A man looks through the grill as CBI team seals Punjab National Bank’s South Mumbai branch at Brady House in Mumbai. (Source: PTI)

Up To Rs 4 Lakh Crore In Credit May Face Refinancing Risk, Cautions India Ratings

Lower-rated borrowers may find it difficult to refinance outstanding loans if tight financial conditions persist and policymakers do not take steps to keep liquidity flowing through financing channels. That’s the view from India Ratings.

The rating agency, in a report today, cautioned that between Rs 3 lakh crore and Rs 4 lakh crore in credit may face refinancing risk if current challenges to the financing environment persist. These challenges include stressed bank balance sheets and elevated rates in the bond markets.

About Rs 7.6 lakh crore in debt currently lies with non-public sector entities rated BBB or below, according to the report. Within this, about Rs 3-4 lakh crore in debt falls in the ‘vulnerable’ category. “These corporates would remain reliant on banks for refinancing, given that in most of these cases, free cash flows would be inadequate for debt repayments,” India Ratings said. It added that tight market conditions mean that there is increasing risk aversion towards lower-rated borrowers.

The rising risk aversion in the market indicates that sourcing credit for issuers who are rated below ‘A’ category is increasingly becoming difficult.
India Ratings 

Sectors that can face elevated refinancing risk include power, telecom, infrastructure and metals and mining, the rating agency said.

India Ratings also said the refinancing risk was skewed towards smaller businesses, which are not in a position to withstand financing pressures. Rising input costs, limited ability to pass on cost inflation, the goods and services tax-led elevated working capital needs and an adverse external environment have increased the need of financing.

Ind-Ra expects the liquidity profile of corporates to remain skewed; while entities with strong financial profiles are likely to be well equipped (in terms of generating cash flows as well as ease of access), weak entities could be stressed.

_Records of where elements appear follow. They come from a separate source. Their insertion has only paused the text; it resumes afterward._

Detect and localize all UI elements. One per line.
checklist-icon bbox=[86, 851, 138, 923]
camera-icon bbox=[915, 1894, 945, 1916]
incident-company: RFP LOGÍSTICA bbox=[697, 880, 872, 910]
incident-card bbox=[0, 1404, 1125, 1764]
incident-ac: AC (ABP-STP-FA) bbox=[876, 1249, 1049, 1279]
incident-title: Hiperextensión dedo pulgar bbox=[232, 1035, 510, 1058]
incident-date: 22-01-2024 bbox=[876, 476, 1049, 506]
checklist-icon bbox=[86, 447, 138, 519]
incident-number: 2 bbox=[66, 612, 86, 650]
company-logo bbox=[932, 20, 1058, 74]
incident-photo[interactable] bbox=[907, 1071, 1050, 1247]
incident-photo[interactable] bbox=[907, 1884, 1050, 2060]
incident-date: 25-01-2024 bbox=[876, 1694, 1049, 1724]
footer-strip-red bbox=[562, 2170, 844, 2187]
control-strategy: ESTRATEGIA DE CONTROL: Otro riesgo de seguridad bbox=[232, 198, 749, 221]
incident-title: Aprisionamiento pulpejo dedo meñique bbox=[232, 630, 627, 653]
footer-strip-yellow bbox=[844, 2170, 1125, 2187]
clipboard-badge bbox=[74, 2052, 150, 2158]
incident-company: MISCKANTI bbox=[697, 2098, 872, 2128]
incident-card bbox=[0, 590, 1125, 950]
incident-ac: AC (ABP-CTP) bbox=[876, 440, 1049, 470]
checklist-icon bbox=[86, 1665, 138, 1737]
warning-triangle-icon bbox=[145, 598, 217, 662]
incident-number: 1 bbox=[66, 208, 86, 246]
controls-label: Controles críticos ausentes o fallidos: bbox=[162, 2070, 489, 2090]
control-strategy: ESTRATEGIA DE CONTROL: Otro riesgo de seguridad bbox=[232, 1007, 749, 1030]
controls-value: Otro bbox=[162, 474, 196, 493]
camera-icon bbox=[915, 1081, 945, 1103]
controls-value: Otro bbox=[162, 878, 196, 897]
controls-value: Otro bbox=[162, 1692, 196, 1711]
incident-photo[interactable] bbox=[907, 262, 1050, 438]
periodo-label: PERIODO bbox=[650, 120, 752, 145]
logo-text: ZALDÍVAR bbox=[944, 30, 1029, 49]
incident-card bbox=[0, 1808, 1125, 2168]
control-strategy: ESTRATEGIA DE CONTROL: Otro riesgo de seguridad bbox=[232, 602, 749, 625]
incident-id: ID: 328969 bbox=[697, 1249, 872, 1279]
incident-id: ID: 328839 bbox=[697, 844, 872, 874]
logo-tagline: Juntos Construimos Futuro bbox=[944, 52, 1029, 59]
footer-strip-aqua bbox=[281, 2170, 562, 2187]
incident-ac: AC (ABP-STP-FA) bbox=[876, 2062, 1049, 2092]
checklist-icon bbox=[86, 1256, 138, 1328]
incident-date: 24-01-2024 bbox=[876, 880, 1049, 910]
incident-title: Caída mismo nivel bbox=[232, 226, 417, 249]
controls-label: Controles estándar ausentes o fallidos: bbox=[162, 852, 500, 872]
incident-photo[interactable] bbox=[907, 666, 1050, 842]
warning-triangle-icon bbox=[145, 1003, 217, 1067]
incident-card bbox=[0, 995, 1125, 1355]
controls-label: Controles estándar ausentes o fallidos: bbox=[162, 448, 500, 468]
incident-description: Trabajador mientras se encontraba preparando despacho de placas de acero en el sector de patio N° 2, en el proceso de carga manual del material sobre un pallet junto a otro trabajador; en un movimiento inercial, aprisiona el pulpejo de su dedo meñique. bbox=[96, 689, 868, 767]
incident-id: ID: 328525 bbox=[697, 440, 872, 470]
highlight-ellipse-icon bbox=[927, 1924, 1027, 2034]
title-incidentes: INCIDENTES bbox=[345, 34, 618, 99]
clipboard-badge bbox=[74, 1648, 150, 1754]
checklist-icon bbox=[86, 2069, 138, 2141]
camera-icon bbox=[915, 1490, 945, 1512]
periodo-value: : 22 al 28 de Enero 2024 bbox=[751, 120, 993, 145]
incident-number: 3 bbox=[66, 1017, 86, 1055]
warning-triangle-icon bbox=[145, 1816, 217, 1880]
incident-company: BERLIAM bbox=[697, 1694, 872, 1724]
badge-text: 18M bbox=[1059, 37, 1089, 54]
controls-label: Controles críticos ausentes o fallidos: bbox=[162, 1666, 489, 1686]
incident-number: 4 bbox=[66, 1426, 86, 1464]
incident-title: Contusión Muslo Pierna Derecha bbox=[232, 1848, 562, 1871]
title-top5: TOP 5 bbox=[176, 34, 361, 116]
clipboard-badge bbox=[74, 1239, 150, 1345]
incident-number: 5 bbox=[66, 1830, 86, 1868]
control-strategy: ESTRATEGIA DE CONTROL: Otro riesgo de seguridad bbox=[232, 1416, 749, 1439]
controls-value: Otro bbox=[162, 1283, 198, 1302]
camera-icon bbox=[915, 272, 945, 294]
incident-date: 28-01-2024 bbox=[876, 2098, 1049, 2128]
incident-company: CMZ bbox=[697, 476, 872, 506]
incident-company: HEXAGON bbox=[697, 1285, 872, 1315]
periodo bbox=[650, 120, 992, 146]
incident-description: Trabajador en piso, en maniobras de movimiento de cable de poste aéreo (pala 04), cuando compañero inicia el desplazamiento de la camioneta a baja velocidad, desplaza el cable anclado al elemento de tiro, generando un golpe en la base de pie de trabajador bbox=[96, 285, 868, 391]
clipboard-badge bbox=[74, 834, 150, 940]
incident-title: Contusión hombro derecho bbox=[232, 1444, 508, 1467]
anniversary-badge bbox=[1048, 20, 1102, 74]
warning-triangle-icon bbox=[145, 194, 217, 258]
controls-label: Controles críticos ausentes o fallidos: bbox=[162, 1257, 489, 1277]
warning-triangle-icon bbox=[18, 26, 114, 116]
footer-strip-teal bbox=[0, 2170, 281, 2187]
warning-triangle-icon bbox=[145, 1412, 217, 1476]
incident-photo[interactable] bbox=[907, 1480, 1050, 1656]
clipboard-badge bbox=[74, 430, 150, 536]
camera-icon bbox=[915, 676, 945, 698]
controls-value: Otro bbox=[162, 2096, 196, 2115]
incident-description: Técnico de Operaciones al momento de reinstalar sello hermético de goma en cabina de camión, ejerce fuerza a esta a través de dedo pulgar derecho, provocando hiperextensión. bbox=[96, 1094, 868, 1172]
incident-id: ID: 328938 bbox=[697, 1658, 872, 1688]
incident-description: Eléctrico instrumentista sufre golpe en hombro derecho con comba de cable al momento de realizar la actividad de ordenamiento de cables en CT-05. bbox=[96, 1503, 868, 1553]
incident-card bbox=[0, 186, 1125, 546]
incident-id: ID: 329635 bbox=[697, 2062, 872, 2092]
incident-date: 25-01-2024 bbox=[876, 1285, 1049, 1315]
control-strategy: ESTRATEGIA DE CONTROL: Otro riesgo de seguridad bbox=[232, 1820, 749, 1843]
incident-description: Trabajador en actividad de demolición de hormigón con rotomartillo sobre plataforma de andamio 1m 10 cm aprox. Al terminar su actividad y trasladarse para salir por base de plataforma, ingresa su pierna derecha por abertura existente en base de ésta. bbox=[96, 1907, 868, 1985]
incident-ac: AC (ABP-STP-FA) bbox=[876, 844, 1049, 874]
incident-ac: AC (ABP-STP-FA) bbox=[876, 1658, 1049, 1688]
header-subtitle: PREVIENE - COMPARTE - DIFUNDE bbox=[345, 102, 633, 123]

Among the key reasons for the prevailing financial conditions is the health of public sector banks, which is constraining credit flow even though systemic liquidity conditions are comfortable.

India Ratings said the weak financial position of public sector banks would limit their ability to grow their balance sheets over the near to medium term. Credit costs for public sector banks in the last financial year were around 4.5 percent of average advances, it said.

While non-bank financial companies will be able to partly fill the gap left by public sector banks, challenges could emerge there as well. This is because 50-60 percent of NBFC funding comes from banks in the case of AA-rated NBFCs. Also, some banks could soon hit the sectoral limits for exposure to NBFCs.

The extent to which NBFCs will capitalise on these opportunities and fill the credit gap will also be subject to scheduled commercial banks’ appetite for the overall credit and for the NBFC sector.
India Ratings 

The rating agency said ‘easy and durable system liquidity’ had become a necessity to tide over the tight short-term financial conditions. It said recapitalisation and early infusion of liquidity could address credit tightening to a certain extent.